Tuesday 7th November 2017

The council needs to save £2.8 million so it can keep all the city’s parks open.

The closure of toilets, removal of unsafe play equipment and charging fitness trainers are just some of proposals Bristol City Council is seriously considering to make the city’s parks cheaper to run.

It is also considering increasing, or introducing, parking charges and charging professional dog walkers to use Bristol’s green spaces, including on the Clifton Downs and at Ashton Court.


The council says it needs to save £2.868 million from its parks budget in order to keep all of Bristol’s parks open and free to everyone. It hopes to make the parks cost neutral – or generate enough income to cover costs – by increasing the price it charges businesses operating in parks and making maintenance cuts including reducing flower planting, mowing and leaf collecting.

The authority is proposing to set up a charitable trust to look after the parks, increase parking charges around parks and closing toilets between 3pm and 7.30am.

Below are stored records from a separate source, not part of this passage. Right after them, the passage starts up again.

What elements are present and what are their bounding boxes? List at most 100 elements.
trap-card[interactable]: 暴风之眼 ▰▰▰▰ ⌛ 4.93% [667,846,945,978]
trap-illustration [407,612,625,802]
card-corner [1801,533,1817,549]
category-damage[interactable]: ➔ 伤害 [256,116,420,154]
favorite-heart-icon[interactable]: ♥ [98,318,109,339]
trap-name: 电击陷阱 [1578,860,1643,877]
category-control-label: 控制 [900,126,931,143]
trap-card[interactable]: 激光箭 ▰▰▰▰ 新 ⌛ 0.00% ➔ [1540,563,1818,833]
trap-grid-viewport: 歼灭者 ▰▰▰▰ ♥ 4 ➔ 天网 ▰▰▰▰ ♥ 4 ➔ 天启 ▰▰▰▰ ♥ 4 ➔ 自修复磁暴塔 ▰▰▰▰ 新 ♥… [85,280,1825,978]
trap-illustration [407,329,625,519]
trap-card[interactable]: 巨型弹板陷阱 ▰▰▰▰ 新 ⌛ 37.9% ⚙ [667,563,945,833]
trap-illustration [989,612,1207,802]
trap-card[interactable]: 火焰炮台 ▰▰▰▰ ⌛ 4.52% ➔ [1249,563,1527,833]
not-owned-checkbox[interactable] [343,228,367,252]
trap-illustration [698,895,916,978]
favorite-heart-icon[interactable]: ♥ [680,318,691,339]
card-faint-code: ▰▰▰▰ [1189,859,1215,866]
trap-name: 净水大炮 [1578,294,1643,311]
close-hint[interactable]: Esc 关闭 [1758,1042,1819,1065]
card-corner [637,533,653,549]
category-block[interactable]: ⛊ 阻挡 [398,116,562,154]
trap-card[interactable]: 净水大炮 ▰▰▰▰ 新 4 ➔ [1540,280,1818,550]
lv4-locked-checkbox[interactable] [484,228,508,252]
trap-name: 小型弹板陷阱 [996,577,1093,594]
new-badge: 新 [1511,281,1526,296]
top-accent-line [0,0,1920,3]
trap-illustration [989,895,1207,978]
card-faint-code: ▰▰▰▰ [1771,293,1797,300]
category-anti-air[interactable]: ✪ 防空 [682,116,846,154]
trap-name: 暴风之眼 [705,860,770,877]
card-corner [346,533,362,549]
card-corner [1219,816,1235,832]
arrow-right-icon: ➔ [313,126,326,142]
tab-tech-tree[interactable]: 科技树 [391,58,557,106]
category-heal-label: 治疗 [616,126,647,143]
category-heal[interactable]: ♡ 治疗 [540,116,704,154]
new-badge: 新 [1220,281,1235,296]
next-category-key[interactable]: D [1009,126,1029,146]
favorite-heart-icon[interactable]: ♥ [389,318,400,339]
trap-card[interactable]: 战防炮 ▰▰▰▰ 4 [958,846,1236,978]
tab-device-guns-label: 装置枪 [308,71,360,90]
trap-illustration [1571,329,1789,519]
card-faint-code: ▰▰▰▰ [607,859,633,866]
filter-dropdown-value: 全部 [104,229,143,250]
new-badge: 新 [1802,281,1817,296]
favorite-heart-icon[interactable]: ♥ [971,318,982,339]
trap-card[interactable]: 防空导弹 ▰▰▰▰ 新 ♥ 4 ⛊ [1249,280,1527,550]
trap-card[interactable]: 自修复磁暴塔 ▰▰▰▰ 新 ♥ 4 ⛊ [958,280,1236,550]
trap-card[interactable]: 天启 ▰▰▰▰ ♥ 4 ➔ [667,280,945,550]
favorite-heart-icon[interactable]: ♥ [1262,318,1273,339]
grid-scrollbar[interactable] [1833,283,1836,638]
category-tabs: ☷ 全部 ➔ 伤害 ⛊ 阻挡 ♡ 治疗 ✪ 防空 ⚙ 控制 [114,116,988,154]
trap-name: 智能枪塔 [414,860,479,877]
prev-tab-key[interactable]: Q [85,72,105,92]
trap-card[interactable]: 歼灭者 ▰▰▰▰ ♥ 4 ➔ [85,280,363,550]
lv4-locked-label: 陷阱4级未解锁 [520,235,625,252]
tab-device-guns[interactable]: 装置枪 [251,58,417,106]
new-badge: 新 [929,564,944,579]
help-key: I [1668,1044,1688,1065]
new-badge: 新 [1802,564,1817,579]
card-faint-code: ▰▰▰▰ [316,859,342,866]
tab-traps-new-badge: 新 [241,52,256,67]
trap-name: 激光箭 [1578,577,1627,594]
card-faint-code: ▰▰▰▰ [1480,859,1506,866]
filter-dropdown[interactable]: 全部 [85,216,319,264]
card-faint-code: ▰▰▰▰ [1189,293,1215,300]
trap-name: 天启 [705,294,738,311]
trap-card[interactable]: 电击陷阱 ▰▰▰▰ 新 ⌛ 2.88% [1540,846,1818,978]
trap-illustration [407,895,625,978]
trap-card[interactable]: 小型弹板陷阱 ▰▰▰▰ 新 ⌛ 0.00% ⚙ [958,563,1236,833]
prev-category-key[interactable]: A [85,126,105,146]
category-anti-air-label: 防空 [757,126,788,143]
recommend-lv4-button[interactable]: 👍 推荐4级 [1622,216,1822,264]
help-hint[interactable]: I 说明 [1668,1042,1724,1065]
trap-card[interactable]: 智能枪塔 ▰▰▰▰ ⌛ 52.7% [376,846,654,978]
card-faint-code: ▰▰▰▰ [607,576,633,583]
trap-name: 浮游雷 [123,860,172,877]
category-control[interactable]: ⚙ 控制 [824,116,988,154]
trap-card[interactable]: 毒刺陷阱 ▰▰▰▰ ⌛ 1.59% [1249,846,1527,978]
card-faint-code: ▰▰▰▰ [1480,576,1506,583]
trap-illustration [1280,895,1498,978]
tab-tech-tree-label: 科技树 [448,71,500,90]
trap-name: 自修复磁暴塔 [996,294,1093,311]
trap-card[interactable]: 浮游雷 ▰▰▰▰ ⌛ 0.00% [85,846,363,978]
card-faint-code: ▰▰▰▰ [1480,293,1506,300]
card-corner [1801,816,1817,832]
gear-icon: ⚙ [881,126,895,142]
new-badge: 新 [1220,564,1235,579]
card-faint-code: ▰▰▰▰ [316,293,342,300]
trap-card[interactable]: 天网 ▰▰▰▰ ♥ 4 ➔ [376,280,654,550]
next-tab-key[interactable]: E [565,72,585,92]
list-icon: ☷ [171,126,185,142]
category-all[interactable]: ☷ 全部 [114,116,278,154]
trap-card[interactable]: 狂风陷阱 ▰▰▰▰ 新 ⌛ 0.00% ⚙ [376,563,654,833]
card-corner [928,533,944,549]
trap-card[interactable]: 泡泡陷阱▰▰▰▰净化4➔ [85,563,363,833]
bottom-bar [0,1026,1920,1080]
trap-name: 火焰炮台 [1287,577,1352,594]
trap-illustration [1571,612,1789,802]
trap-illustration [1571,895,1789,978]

It also wants to stop the replacement of play equipment if there is deemed to be “suitable provision nearby”.

The budget cut is one of four being proposed in the latest ‘Tough Times, High Hopes’ consultation which was launched on Monday, November 6. The council needs to save £52million from its budget in 2018/19 to plug its £108million deficit by 2023.

While many of the savings will come from backroom efficiencies; parks, money made from cultural events, neighbourhood funding and grants to guardians of children in care are among the frontline services facing the axe. Of the £2.868million required to be saved from the budget, it is currently predicted that £490,000 can be saved by making efficiencies and reducing parks services such as maintenance. This will not result in the closure of any parks.

The authority has already made £963,000 savings through increasing charges in cemeteries and crematoriums, increasing income from cafes and other businesses in parks, reducing subsidies for external bodies, and closing the business operating in Ashton Court. It is now looking to make a further £632,000 in 2018-19 and £1.272million in 2019-20.

In April, the Bristol Post reported that the council was considering more than 80 ideas through which parks could generate income. These included selling bottled water from Blaise bore, building a Go Ape centre at Ashton Court, opening a pet cemetery and increasing toilet charges.